Jakarta is a city of many fascinating facets. It is the main gateway to Indonesia. In recent years, Jakarta has expanded its facilities for visitors with multi-star luxury hotels, fine restaurants, exciting nightlife and modern shopping centres.


History of Jakarta:
Jakarta was a small harbour town when the last Hindu Kingdom of Java, Kingdom of Pajajaran, was ruling in 14th century. Muslim ruler Fatahilklah conquered the city and changed the name to Jayakarta or the City of Victory on June 22, 1527. Later on, the Dutch conquered the city in 1619 and built a new city Batavia, which remained the centre of power for them in South East Asia for more than 300 years. The city came under the siege of Japanese Imperial Forces in 1941 during the Second World War and its name was changed back to Jakarta (from Jayakarta). The defeat of Japan did not allow them to remain in Indonesia for long. Dutch again tried to capture the city but by now freedom struggle was already quite strong in the country and on August 17, 1945, the Indonesian leaders proclaimed its independence from foreign rule in Jakarta.

Weather of Jakarta:
Jakarta has tropical climate with a high average humidity. There is not much difference in the day and night temperature. Average day temperature is 28ºC while average night temperature is a bit cooler at 25ºC. October to April is the wet season while the dry season is from May to September.

Places to See in Jakarta:
The National Monument, or "Monas" as it is popularly called, is one of the monuments built during the Sukarno era of fierce nationalism. It stands for the people's determination to achieve freedom and the crowning of their efforts in the Proclamation of Independence in August 1945. The 137-metre tall marble obelisk is topped with a flame coated with 35 kg of gold. The base houses a historical museum and a hall for meditations. The monument is open to the public and upon request the lift can carry visitors to the top, which offers a bird's eye view of the city and the sea.

The National Museum of Indonesia is situated at Jalan Medan Merdeka Barat. It contains around 85,000 items, the largest in the world of Indonesian artefacts. There is one of the largest and rare collections of Oriental ceramics in this museum.

Istiqlal Mosque: It is the largest mosque in Southeast Asia and the second largest in the world. The mosque took 17 long years to build and the grandeur of its walls and dome is visible from quite far away.

Orchid Gardens: Indonesia has some of the most exotic orchid gardens. Several commercial orchid gardens are open to public.
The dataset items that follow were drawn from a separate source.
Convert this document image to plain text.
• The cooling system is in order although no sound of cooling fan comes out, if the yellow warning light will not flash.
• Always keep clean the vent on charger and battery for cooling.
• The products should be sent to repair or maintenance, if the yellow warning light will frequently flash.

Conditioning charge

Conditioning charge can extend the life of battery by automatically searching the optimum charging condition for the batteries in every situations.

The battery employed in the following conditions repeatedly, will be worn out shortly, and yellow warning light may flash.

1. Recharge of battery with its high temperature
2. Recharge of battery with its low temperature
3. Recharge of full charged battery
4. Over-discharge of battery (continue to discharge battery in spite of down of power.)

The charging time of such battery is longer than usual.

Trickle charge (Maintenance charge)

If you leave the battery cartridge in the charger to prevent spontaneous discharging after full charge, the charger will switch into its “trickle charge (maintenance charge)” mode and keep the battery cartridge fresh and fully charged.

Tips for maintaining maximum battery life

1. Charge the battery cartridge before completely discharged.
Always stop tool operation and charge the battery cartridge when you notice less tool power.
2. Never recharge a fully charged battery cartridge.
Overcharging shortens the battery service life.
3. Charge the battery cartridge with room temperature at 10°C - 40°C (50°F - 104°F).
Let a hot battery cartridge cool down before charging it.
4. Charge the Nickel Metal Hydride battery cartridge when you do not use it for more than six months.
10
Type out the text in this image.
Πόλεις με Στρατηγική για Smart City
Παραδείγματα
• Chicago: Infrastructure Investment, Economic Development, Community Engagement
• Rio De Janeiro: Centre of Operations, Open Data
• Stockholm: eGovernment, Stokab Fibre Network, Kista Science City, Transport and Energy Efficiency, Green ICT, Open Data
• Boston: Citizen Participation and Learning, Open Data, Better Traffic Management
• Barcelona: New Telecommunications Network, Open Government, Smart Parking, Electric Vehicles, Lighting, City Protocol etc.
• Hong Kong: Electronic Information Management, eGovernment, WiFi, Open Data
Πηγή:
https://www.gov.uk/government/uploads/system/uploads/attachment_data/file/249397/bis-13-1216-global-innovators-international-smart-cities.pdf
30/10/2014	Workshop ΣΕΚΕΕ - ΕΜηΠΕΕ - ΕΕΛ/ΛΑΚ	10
Some of the best known of them are located at Slipi and Taman Mini.

Condet: This village in southern Jakarta is a protected area where the old rural life style of Jakarta is preserved. Condet is also famous for its fruit orchards. Taman Mini Indonesia Indah (Beautiful Indonesia in Miniature): Situated just outside Jakarta, the park has miniatures of all the 27 provinces of the country reproduced in its Central Lake. This is a wonderful place to know about the entire archipelago in just one day. Regular cultural programmes and ceremonies are held in the park representing different regions.

Pulau Seribu: This group of islands in the Jakarta Bay offers a haven away from the bustle of city life. There are golden beaches fringed with coconut palms. The surrounding waters are a paradise for scuba divers.